FOLHA SECA - Opinião de Carlos Tê
Corpo do artigo
Vítor Pereira é a mais recente aquisição do futebol brasileiro, invertendo assim o trânsito da segunda metade do século passado. Fiz uma pequena busca: na época de 90/91, estavam cá Marinho Peres, Jair Picerni, Paulo Autuori, Abel Braga.
Enquanto Portugal aprendia, o Brasil puxava lustro a três taças mundiais e remirava-se numa galeria de jogadores fabulosos, ao som de máximas como Deus é Brasileiro, produto do marketing da ditadura. Mas enquanto Deus era brasileiro, o diabo também era e impunha uma falta de sentido de bem comum que ainda discrimina camadas de população, sobretudo negra, num "cada um por si" que está na raiz colonial da nação.
No tempo de Lula, quando o Brasil era a quinta economia do mundo, a classe média incomodou-se com a presença de pobres nos aeroportos, gente que aproveitava a ligeira melhoria de vida para viajar num território sem fim. Foi deste caldo novo-rico que surgiu Neymar, destinado a competir pelo trono com Messi e Ronaldo, mas o peso do estrelato impediu-o. A ficha caiu com o 7-1 alemão no Mundial caseiro de 2014, que elegeu bodes expiatórios como David Luiz, alvo de bullying mediático.

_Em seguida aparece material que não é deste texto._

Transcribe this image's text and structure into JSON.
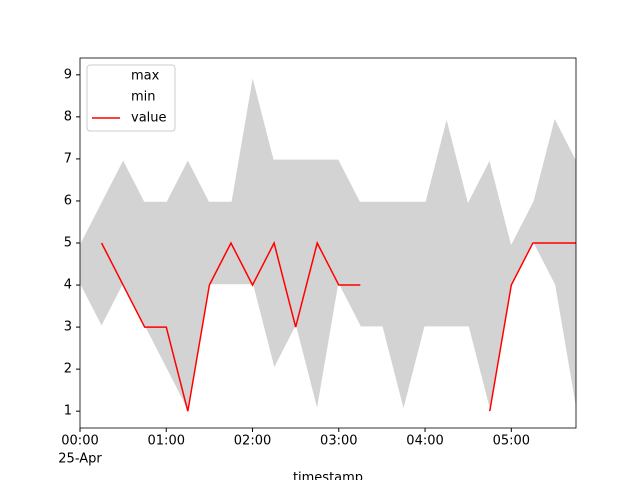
{
  "chart_data": {
    "type": "line",
    "x": [
      "00:00",
      "00:15",
      "00:30",
      "00:45",
      "01:00",
      "01:15",
      "01:30",
      "01:45",
      "02:00",
      "02:15",
      "02:30",
      "02:45",
      "03:00",
      "03:15",
      "03:30",
      "03:45",
      "04:00",
      "04:15",
      "04:30",
      "04:45",
      "05:00",
      "05:15",
      "05:30",
      "05:45"
    ],
    "series": [
      {
        "name": "max",
        "color": "#ffffff",
        "values": [
          5,
          6,
          7,
          6,
          6,
          7,
          6,
          6,
          9,
          7,
          7,
          7,
          7,
          6,
          6,
          6,
          6,
          8,
          6,
          7,
          5,
          6,
          8,
          7
        ]
      },
      {
        "name": "min",
        "color": "#ffffff",
        "values": [
          4,
          3,
          4,
          3,
          2,
          1,
          4,
          4,
          4,
          2,
          3,
          1,
          4,
          3,
          3,
          1,
          3,
          3,
          3,
          1,
          4,
          5,
          4,
          1
        ]
      },
      {
        "name": "value",
        "color": "#ff0000",
        "values": [
          null,
          5,
          4,
          3,
          3,
          1,
          4,
          5,
          4,
          5,
          3,
          5,
          4,
          4,
          null,
          null,
          null,
          null,
          null,
          1,
          4,
          5,
          5,
          5
        ]
      }
    ],
    "fill_between": [
      "max",
      "min"
    ],
    "fill_color": "#d3d3d3",
    "xlim": [
      "00:00",
      "05:45"
    ],
    "xticks": [
      "00:00",
      "01:00",
      "02:00",
      "03:00",
      "04:00",
      "05:00"
    ],
    "x_date_label": "25-Apr",
    "xlabel": "timestamp",
    "ylim": [
      0.6,
      9.4
    ],
    "yticks": [
      1,
      2,
      3,
      4,
      5,
      6,
      7,
      8,
      9
    ],
    "legend": "upper left"
  }
}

Enquanto o golpe contra Dilma se consumava, a nuvem que pairava sobre o futebol parecia anunciar o caos de Bolsonaro. O Brasileirão é uma maratona que não pára quando joga o Escrete. Se alguém refila, como Abel, leva um raspanete do coronel de serviço: quer ganhar tudo? Quem mandou ganhar a Libertadores?
Foi um Palmeiras banal que ganhou essa taça a um Santos mais banal, depois de afastar uma das duas melhores equipas do continente, o River Plate. Na segunda final, aviou o Flamengo, a outra grande equipa do continente, para cair nas meias finais no mundial de clubes, às mãos do Tigres do México.
Agora, discutiu o título com o Chelsea, mas a Imprensa dividiu-se entre a derrota honrosa e a covardia de quem tem a responsabilidade de representar o futebol brasileiro.
Este peso gera um cocktail de impaciência e ostentação. O jovem Gabigol, após falhar em Itália, chegou ao Benfica com um secretário particular para assuntos de Média. É esta mentalidade deslumbrada e ferida que os patrícios têm pela frente. Vítor Pereira não sabe onde se vai meter: o Timão é o clube do povão paulistano, os seus adeptos são mais exigentes do que os do Palmeiras.
Paulo Sousa pode dar o rigor e a garra que Jesus deu ao Flamengo, mas para já chamam-lhe burro - o mimo favorito da torcida. Correm o risco de terem a sorte de Inácio no Avaí, de Jesualdo Ferreira no Santos e de Sá Pinto no Vasco da Gama.
Que o diga um Abel no fio da navalha, mesmo ganhando. Contra eles, joga uma ironia que não é fácil de engolir: chamar os netos dos que usavam chuteiras quadradas para mover o comboio estagnado. Mas é um desejo irresistível ter acesso ao viveiro de talento que ajudou a crescer o nosso futebol. É hora de retribuir. Se a coisa ficar brava, lembrem-se que a tensão entre grandeza e depressão é uma herança lusitana, mas no Brasil atinge requintes que vão além da imaginação.